Pour activer la possibilité de charger le site dans une iframe :
- Dans le panneau de gauche, cliquez sur Paramètres, puis sur Site SSL.
- Cliquez sur le bouton Autoriser le chargement du site dans une iframe.
Paramètres de sécurité
Les paramètres de sécurité suivants ont été implémentés pour informer les navigateurs que le site ne doit pas se charger à l'intérieur d'une iframe :
-
x-frame-options : SAMEORIGIN
-
content-security-policy : frame-ancestors 'self'
Le paramètre x-frame-options est la version originale, tandis que content-security-policy est un paramètre plus récent qui n'est pas encore entièrement pris en charge par tous les navigateurs. Ces paramètres indiquent aux navigateurs que le site ne doit pas être chargé dans une iframe.
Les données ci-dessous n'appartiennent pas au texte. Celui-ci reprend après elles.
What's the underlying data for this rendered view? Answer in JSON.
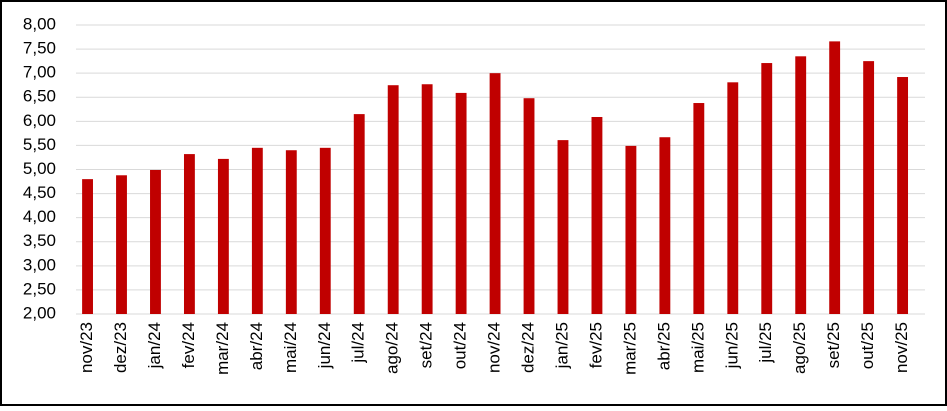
{
  "chart_data": {
    "type": "bar",
    "categories": [
      "nov/23",
      "dez/23",
      "jan/24",
      "fev/24",
      "mar/24",
      "abr/24",
      "mai/24",
      "jun/24",
      "jul/24",
      "ago/24",
      "set/24",
      "out/24",
      "nov/24",
      "dez/24",
      "jan/25",
      "fev/25",
      "mar/25",
      "abr/25",
      "mai/25",
      "jun/25",
      "jul/25",
      "ago/25",
      "set/25",
      "out/25",
      "nov/25"
    ],
    "values": [
      4.8,
      4.88,
      4.99,
      5.32,
      5.22,
      5.45,
      5.4,
      5.45,
      6.15,
      6.75,
      6.77,
      6.59,
      7.0,
      6.48,
      5.61,
      6.09,
      5.49,
      5.67,
      6.38,
      6.81,
      7.21,
      7.35,
      7.66,
      7.25,
      6.92
    ],
    "color": "#c00000",
    "ylim": [
      2,
      8
    ],
    "yticks": [
      {
        "value": 2,
        "label": "2,00"
      },
      {
        "value": 2.5,
        "label": "2,50"
      },
      {
        "value": 3,
        "label": "3,00"
      },
      {
        "value": 3.5,
        "label": "3,50"
      },
      {
        "value": 4,
        "label": "4,00"
      },
      {
        "value": 4.5,
        "label": "4,50"
      },
      {
        "value": 5,
        "label": "5,00"
      },
      {
        "value": 5.5,
        "label": "5,50"
      },
      {
        "value": 6,
        "label": "6,00"
      },
      {
        "value": 6.5,
        "label": "6,50"
      },
      {
        "value": 7,
        "label": "7,00"
      },
      {
        "value": 7.5,
        "label": "7,50"
      },
      {
        "value": 8,
        "label": "8,00"
      }
    ],
    "grid": true
  }
}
Ces paramètres sont implémentés par défaut afin de garantir les meilleures pratiques de sécurité. Empêcher le chargement des sites dans une iframe par défaut est une mesure supplémentaire pour empêcher leur utilisation pour le détournement de clics. Le détournement de clics consiste pour un utilisateur malveillant à charger le site dans une frame, tout en utilisant sa conception pour inciter les utilisateurs à transmettre des informations personnelles susceptibles d'être interceptées ou collectées.